Hi Gregory, I like your essay very much. I like that you considered the question before taking a particular approach to answering it. I had not thought of explanatory structure as fundamental. You are absolutely correct that it is explanatory structures that are fundamental to our understanding. I think your arguments are very well set out and the essay very readable.
You thew down a gaunlet - I'm not sure what to make of the challenge. It seems to me that studying emergent phneomena and using reductionist approaches are both valid ways of investigating how the universe is and is functioning. That there is emergence is fact. While the shell of a bird's egg can be explained by reductionism as a arragement of calcium carbonate atoms, the how its shape was formed requires the functioning repoductive anatomy of the bird. It seems that for a more complete understanding of nature both are needed. Yet also for happening in space, such as the laying of eggs, and for agency of the bird, rather than just existence (in spacetime), a struture of the universe with open future and seqenetial passage of time is needed too (in my opinion).

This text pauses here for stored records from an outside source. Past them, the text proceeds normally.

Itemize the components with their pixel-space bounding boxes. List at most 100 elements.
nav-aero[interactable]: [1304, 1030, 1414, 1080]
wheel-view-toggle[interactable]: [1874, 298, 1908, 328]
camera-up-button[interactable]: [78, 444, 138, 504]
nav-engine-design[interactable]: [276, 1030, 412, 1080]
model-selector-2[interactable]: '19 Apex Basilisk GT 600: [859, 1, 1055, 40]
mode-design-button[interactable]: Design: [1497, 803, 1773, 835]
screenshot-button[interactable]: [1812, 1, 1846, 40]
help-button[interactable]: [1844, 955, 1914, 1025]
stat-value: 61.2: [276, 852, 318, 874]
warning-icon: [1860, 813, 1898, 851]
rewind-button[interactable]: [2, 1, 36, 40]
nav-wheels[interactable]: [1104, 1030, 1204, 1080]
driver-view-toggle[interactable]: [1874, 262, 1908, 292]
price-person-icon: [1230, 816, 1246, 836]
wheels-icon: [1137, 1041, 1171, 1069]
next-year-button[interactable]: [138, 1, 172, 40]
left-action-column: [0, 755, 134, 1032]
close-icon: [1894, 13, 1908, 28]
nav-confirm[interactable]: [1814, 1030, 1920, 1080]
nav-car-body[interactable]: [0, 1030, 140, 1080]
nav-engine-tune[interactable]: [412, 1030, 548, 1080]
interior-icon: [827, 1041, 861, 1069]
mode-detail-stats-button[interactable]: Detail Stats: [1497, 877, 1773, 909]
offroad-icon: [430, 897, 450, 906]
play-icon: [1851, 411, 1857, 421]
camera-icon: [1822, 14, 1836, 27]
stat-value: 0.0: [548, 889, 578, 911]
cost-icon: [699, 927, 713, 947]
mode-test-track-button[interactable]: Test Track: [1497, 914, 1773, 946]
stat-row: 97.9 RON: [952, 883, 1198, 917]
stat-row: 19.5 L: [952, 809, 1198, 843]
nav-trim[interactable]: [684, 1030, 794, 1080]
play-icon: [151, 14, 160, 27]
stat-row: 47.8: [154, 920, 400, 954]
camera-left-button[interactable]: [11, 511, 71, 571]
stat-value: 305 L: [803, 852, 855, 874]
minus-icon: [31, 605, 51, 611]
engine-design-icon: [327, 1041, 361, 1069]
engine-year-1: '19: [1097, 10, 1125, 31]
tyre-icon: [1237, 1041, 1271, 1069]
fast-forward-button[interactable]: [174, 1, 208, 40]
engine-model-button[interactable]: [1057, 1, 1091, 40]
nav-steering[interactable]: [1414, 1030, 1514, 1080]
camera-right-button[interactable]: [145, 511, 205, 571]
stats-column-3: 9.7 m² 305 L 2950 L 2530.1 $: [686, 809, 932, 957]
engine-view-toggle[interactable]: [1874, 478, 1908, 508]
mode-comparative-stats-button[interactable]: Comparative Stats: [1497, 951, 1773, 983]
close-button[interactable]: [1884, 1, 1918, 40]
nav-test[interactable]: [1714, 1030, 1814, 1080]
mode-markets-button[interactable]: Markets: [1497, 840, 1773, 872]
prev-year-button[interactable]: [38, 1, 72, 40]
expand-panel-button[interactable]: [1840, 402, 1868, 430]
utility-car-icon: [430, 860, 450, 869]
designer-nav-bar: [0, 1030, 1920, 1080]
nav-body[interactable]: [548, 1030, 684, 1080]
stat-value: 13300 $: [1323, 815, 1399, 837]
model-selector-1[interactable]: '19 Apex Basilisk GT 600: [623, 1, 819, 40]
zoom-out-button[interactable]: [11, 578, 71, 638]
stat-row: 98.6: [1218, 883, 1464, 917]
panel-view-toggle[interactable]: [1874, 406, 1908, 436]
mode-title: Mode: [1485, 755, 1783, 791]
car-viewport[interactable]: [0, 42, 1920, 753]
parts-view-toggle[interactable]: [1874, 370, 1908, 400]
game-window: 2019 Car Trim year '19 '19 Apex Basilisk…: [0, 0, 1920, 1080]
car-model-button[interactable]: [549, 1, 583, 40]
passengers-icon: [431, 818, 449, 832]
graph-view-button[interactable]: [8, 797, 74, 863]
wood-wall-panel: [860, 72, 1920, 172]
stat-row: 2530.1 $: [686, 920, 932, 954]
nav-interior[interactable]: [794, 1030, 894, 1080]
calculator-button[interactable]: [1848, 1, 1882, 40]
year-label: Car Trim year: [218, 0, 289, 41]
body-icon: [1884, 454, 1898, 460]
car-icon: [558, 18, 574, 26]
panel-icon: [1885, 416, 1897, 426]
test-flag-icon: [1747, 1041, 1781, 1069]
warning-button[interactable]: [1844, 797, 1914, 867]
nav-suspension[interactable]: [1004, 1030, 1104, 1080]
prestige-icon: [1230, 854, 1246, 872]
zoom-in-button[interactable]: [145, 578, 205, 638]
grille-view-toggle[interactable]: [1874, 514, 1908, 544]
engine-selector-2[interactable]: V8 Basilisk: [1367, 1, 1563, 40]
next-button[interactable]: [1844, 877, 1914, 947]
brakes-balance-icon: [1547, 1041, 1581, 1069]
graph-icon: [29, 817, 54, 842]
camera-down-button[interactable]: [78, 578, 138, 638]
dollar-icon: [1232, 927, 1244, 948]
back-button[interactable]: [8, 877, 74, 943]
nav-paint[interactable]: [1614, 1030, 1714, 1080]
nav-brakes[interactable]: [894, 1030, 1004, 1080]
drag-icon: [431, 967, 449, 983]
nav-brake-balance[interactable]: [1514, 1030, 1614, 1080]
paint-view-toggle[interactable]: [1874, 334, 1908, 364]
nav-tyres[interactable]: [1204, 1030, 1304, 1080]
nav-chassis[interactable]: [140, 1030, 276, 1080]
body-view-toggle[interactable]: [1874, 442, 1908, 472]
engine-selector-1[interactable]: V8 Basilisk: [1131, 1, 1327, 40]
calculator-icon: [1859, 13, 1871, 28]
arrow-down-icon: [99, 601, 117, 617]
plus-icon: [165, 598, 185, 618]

Whether the minutiae, or the organisation or complexity, or the way the universe functions is more fundamental depends upon that question of what we mean by fundamental. Fundamental to our human understanding or fundamental to the function of the universe. You have focused on the former and I have focused on the latter.
The chemical clock is interesting . I have taken a look at Belousov-Zhabotinsky reaction. I think from a quick search that name order is conventional. Its a problem I will enjoy thinking about. I like that you have set out those characteristics an overarching explanatory structure should have. I also agree very much with your point about interdisciplinary science. There is such a lot that I like I can't list it all.
Ended on an optimistic note was nice. The explanatory framework once established is settled, until it is found wanting and superseded. Whereas the study of nature is not, there is so much to explore and re-explore. Emergence offers opportunity. Another undervalued but important opportunity is evaluation of science. There is a vast amount of dead wood ( or possibly prune-worthy), that has accumulated over the decades of investigation.